As KCSBeat fans know all too well at this point, I have certain shows I’d like to hear people start up. Given that the station offers its deejays near-unparalleled programming freedom even by the standards of community radio, KCSB hopefuls face a vast broadcasting-possibility space.
Instead of grinding through the hard work of figuring out what sort of a show you’d like to do, why not take a suggestion from your friendly local KCSB columnist? I have two program concepts whose time, I feel, has come. First and foremost: Japanese jazz.
The first of my many mentions of this came when I went digging through the station’s vinyl shelves looking for internationally interesting music. Picking up the Terumasa Hino Sextet’s album Fuji, I consulted my copy of All-Japan: The Catalogue of Everything Japanese.
“Jazz and Japan shouldn’t mix,” I quoted the book as saying. “After all, the essence of jazz lies in improvisation—a concept largely absent from both traditional Japanese music and Japanese society as a whole. Japan may adapt, but it does not improvise.” So, reason one to do an all-Japanese-jazz show: the sheer oddity of it. But I’ve also found a second reason: There’s a whole lot of the stuff!
I learned this after seizing the opportunity to use an open two-hour slot last Friday night. Its regular KCSBer couldn’t make it, so I figured I could use it to make the Japanese jazz show I’ve so often discussed a reality, if only for one night. If not now, I said to myself, when? With only a few months left before I move out of Santa Barbara, I’ve got to cram as much free-form radio goodness into my life as humanly possible. Thus, if you happened to be listening between 10 p.m. and midnight last Friday, you caught Nihon no Jyazu—which, creatively, means “Jazz of Japan” — the one-shot show with wall-to-wall playing from the Land of the Rising Sun (not to mention a goofily valedictory sort of atmosphere).
After first finding Fuji again, I plowed into the rest of KCSB’s jazz shelves in search of Japanese players alone, Japanese players with other Japanese players, Japanese players with Western players, and Western players playing in Japan. These subcategories yielded a couple dozen records each. Japan, it seems, has cultivated an insatiable population of not just jazz players but jazz listeners, who demand to hear not just homegrown jazz but to have Western jazz brought to them. Eventually, I lost count of all the Live in Tokyo albums I pulled from the likes of Johnny Griffin, Monty Alexander, Eddie Condon, Roy Ayers, and so on.

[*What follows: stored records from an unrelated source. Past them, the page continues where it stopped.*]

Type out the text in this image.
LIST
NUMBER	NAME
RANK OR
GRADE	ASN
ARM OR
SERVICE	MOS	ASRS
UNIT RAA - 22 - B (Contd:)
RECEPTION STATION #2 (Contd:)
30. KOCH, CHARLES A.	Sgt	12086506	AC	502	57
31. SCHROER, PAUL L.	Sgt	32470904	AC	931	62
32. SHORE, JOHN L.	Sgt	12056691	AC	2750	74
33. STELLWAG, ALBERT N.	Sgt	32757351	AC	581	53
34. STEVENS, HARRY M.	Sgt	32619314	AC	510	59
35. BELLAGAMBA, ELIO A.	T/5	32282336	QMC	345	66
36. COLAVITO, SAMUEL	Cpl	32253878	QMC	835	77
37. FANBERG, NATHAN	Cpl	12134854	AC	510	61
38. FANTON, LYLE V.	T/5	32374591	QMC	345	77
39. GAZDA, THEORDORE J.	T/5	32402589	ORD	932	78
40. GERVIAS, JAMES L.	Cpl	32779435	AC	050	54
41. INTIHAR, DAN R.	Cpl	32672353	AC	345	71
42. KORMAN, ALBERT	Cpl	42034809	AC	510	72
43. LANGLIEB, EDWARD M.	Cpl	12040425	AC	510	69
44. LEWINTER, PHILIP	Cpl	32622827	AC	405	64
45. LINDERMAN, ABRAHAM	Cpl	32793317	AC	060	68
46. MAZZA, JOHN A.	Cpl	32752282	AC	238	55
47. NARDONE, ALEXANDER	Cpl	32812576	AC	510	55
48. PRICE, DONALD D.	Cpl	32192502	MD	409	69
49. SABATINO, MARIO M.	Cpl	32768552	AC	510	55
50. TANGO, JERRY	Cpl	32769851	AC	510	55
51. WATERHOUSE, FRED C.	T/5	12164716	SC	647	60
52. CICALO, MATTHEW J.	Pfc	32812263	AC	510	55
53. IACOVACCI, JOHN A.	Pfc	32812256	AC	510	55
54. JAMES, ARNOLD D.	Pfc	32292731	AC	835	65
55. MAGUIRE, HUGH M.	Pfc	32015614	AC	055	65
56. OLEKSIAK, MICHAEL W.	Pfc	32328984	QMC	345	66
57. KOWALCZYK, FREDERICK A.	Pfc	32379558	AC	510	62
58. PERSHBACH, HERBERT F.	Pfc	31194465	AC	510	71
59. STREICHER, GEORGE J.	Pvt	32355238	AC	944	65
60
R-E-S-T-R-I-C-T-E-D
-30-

The evening ultimately brought together those American jazz stars (well, Alexander was raised in Jamaica), laying it down in Japan, and artists with such fun-to-pronounce names as Makoto Ozone, Fumiyaki Miyamoto, Akuma, Eiji Kitamura, Toshiko Akiyoshi, Sadao Watanabe (a crossover Japanese jazzman if ever there was one), and Masayoshi Takanaka. The sounds ranged from solo-heavy classic stuff to big band to abstraction to smoothness to late-seventies fusion and, at times, on to sheer strangeness — all while hardly scratching the surface of the assembled album stack, let alone of the totality of Japanese jazz itself. If you missed it, never fear: You can stream the show right here.
As for the other program concept I long to hear: Don’t you think we must have a show that spins nothing but the releases of beloved cerebral instrumental label ECM? I’ll see what I can do about that desperate need.